Listenable tracks are the single “Only In My Dreams.” (Which could be the b-side hit from 2009’s Before Today‘s single Round And Round. They both have that guitar hook that tricks your brain into singing it over and over again.) The title track which remains soaked in sun, and the closing track Baby – which is a cover from Donny and Joe Emerson. It sounds almost exactly like the original (and at first when it aired on the radio I assumed his record would be full of 70s soul. I couldn’t have been more wrong. And disappointed.)

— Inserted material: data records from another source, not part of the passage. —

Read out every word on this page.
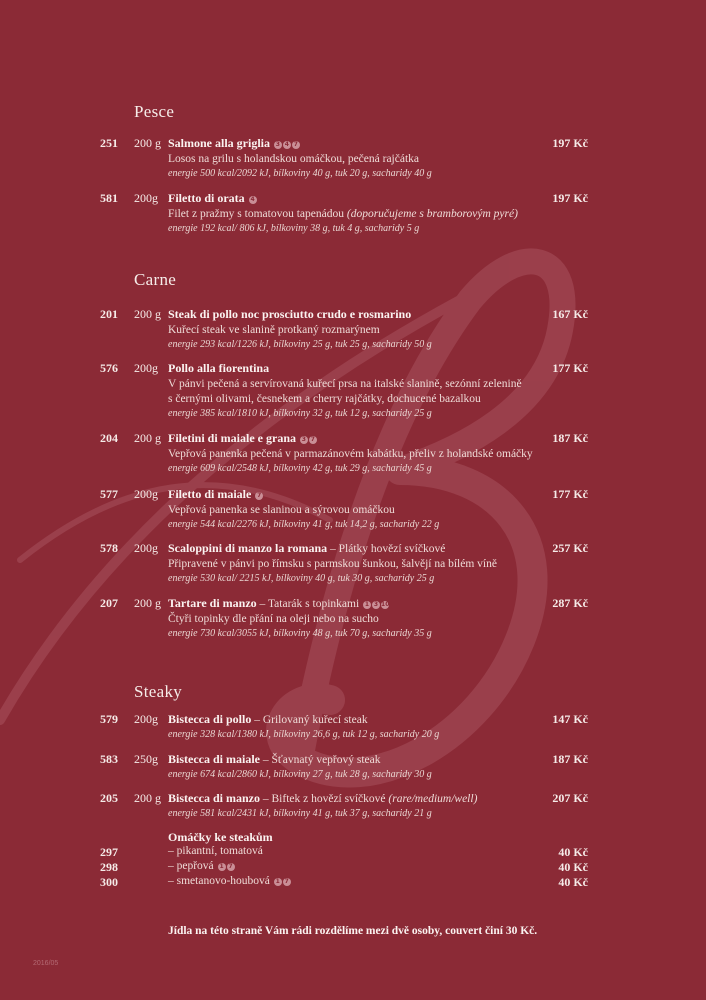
Pesce
251 200 g	197 Kč
Salmone alla griglia 3 4 7
Losos na grilu s holandskou omáčkou, pečená rajčátka
energie 500 kcal/2092 kJ, bílkoviny 40 g, tuk 20 g, sacharidy 40 g
581 200g	197 Kč
Filetto di orata 4
Filet z pražmy s tomatovou tapenádou (doporučujeme s bramborovým pyré)
energie 192 kcal/ 806 kJ, bílkoviny 38 g, tuk 4 g, sacharidy 5 g
Carne
201 200 g	167 Kč
Steak di pollo noc prosciutto crudo e rosmarino
Kuřecí steak ve slanině protkaný rozmarýnem
energie 293 kcal/1226 kJ, bílkoviny 25 g, tuk 25 g, sacharidy 50 g
576 200g	177 Kč
Pollo alla fiorentina
V pánvi pečená a servírovaná kuřecí prsa na italské slanině, sezónní zelenině
s černými olivami, česnekem a cherry rajčátky, dochucené bazalkou
energie 385 kcal/1810 kJ, bílkoviny 32 g, tuk 12 g, sacharidy 25 g
204 200 g	187 Kč
Filetini di maiale e grana 3 7
Vepřová panenka pečená v parmazánovém kabátku, přeliv z holandské omáčky
energie 609 kcal/2548 kJ, bílkoviny 42 g, tuk 29 g, sacharidy 45 g
577 200g	177 Kč
Filetto di maiale 7
Vepřová panenka se slaninou a sýrovou omáčkou
energie 544 kcal/2276 kJ, bílkoviny 41 g, tuk 14,2 g, sacharidy 22 g
578 200g	257 Kč
Scaloppini di manzo la romana – Plátky hovězí svíčkové
Připravené v pánvi po římsku s parmskou šunkou, šalvějí na bílém víně
energie 530 kcal/ 2215 kJ, bílkoviny 40 g, tuk 30 g, sacharidy 25 g
207 200 g	287 Kč
Tartare di manzo – Tatarák s topinkami 1 3 10
Čtyři topinky dle přání na oleji nebo na sucho
energie 730 kcal/3055 kJ, bílkoviny 48 g, tuk 70 g, sacharidy 35 g
Steaky
579 200g	147 Kč
Bistecca di pollo – Grilovaný kuřecí steak
energie 328 kcal/1380 kJ, bílkoviny 26,6 g, tuk 12 g, sacharidy 20 g
583 250g	187 Kč
Bistecca di maiale – Šťavnatý vepřový steak
energie 674 kcal/2860 kJ, bílkoviny 27 g, tuk 28 g, sacharidy 30 g
205 200 g	207 Kč
Bistecca di manzo – Biftek z hovězí svíčkové (rare/medium/well)
energie 581 kcal/2431 kJ, bílkoviny 41 g, tuk 37 g, sacharidy 21 g
Omáčky ke steakům
297	– pikantní, tomatová	40 Kč
298	– pepřová 1 7	40 Kč
300	– smetanovo-houbová 1 7	40 Kč
Jídla na této straně Vám rádi rozdělíme mezi dvě osoby, couvert činí 30 Kč.
2016/05
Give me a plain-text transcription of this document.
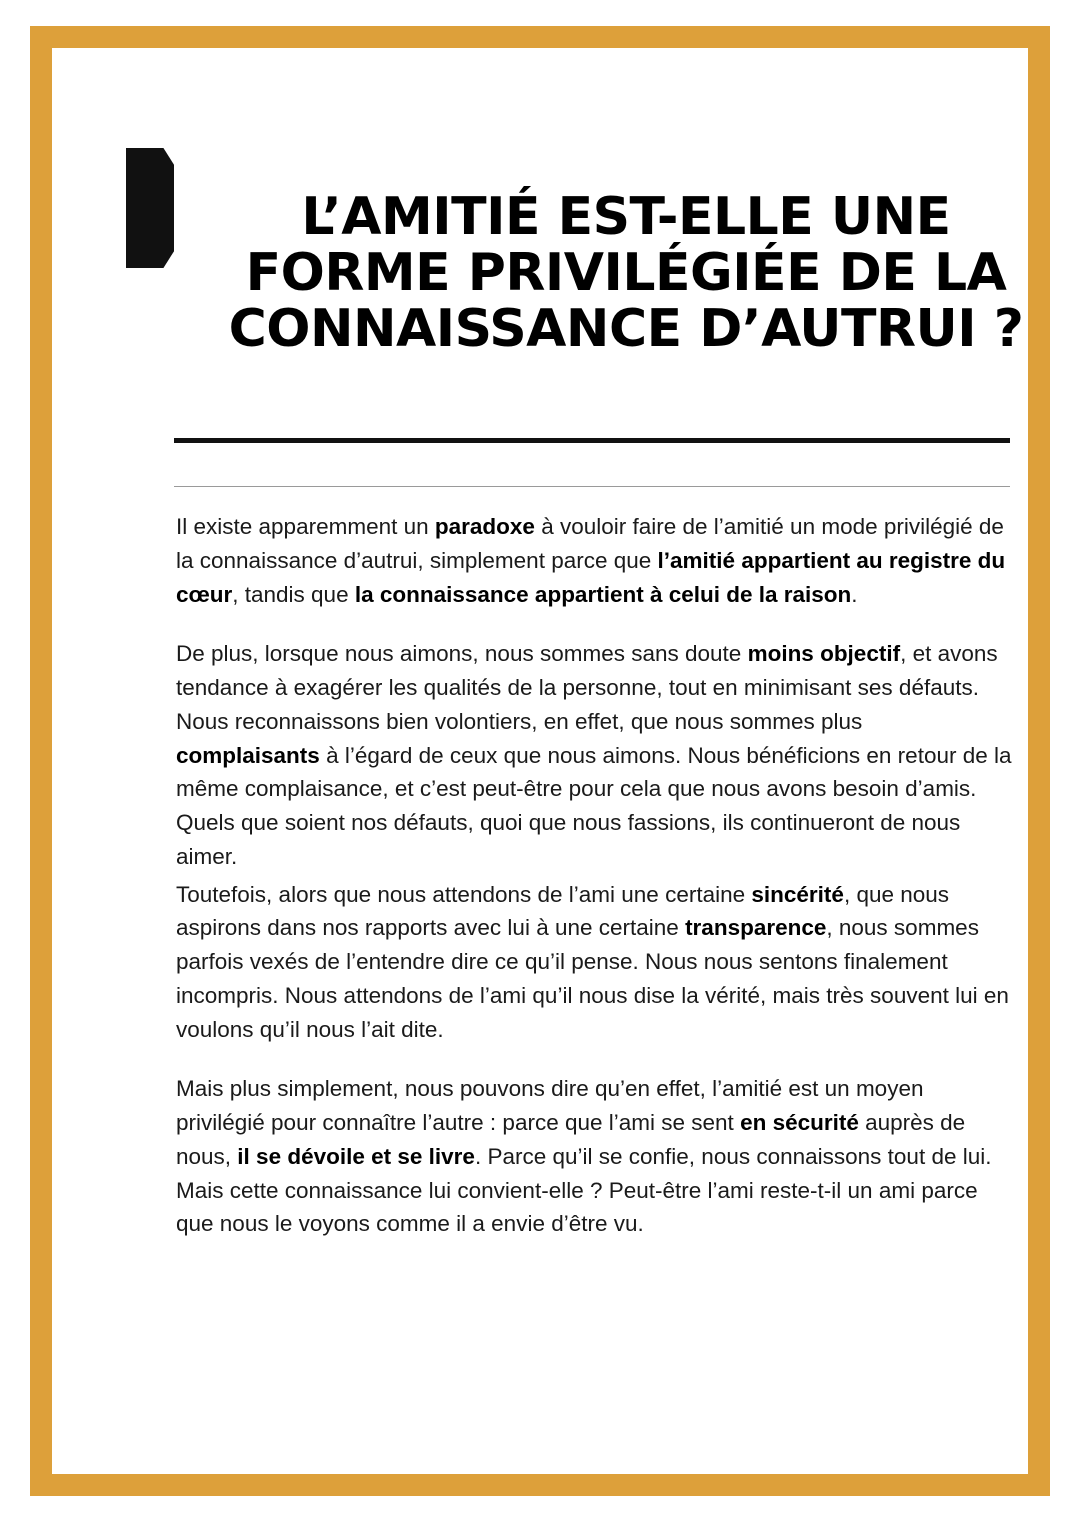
L’AMITIÉ EST-ELLE UNE FORME PRIVILÉGIÉE DE LA CONNAISSANCE D’AUTRUI ?

Il existe apparemment un paradoxe à vouloir faire de l’amitié un mode privilégié de la connaissance d’autrui, simplement parce que l’amitié appartient au registre du cœur, tandis que la connaissance appartient à celui de la raison.

De plus, lorsque nous aimons, nous sommes sans doute moins objectif, et avons tendance à exagérer les qualités de la personne, tout en minimisant ses défauts. Nous reconnaissons bien volontiers, en effet, que nous sommes plus complaisants à l’égard de ceux que nous aimons. Nous bénéficions en retour de la même complaisance, et c’est peut-être pour cela que nous avons besoin d’amis. Quels que soient nos défauts, quoi que nous fassions, ils continueront de nous aimer.

Toutefois, alors que nous attendons de l’ami une certaine sincérité, que nous aspirons dans nos rapports avec lui à une certaine transparence, nous sommes parfois vexés de l’entendre dire ce qu’il pense. Nous nous sentons finalement incompris. Nous attendons de l’ami qu’il nous dise la vérité, mais très souvent lui en voulons qu’il nous l’ait dite.

Mais plus simplement, nous pouvons dire qu’en effet, l’amitié est un moyen privilégié pour connaître l’autre : parce que l’ami se sent en sécurité auprès de nous, il se dévoile et se livre. Parce qu’il se confie, nous connaissons tout de lui. Mais cette connaissance lui convient-elle ? Peut-être l’ami reste-t-il un ami parce que nous le voyons comme il a envie d’être vu.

Apparently he “inadvertently godfathered” the chillwave genre. Pink says he “knew he was doing something that sounded like the trace of a memory you can’t place,” (really, are we listening to this?) and that it’s ‘his thing’ to make people feel uneasy. This SPIN piece makes him sound constantly devastated, but sure that what he is doing is right. He acts like he wants to be left alone and loved at the same time. A troubled upbringing and breaking up with a girlfriend apparently makes Mature Themes. But that doesn’t make it great.
Pink says about Grimes (who I am not a fan of, but that’s just because she’s not for me.) “Every time I hear her…I hear a little of myself. It’s obvious, but it’s cool: You can see the potential for something.”
What kind of pretension are we dealing with? It’s so thick, you can’t cut it with a knife. It might not even be real. It will probably vanish in front of you, which I’m sure Pink would take credit for.
In the end we have his record, Mature Themes. It’s not something you would throw on at a party. Or play for a long car drive. It doesn’t challenge me sonically or structurally with innovation or poetry. And Pink, while strangely interesting, isn’t humble. His confidence plays out by him essentially taking credit for a plethora of current artists who make music. If he “inspired an entire generation” why don’t I feel inspired by his music? I don’t see him in other artists. All of his records bore me. I can’t make it through the highly regarded, The Doldroms either. (Which reminds me, not that I care, but Pitchfork gave it a 5.0 but still called him masterful and sincere. UGH. ) Ariel Pink is a spectacle. And why I try to figure it out I also am waiting for it to pass. But I have a feeling it won’t.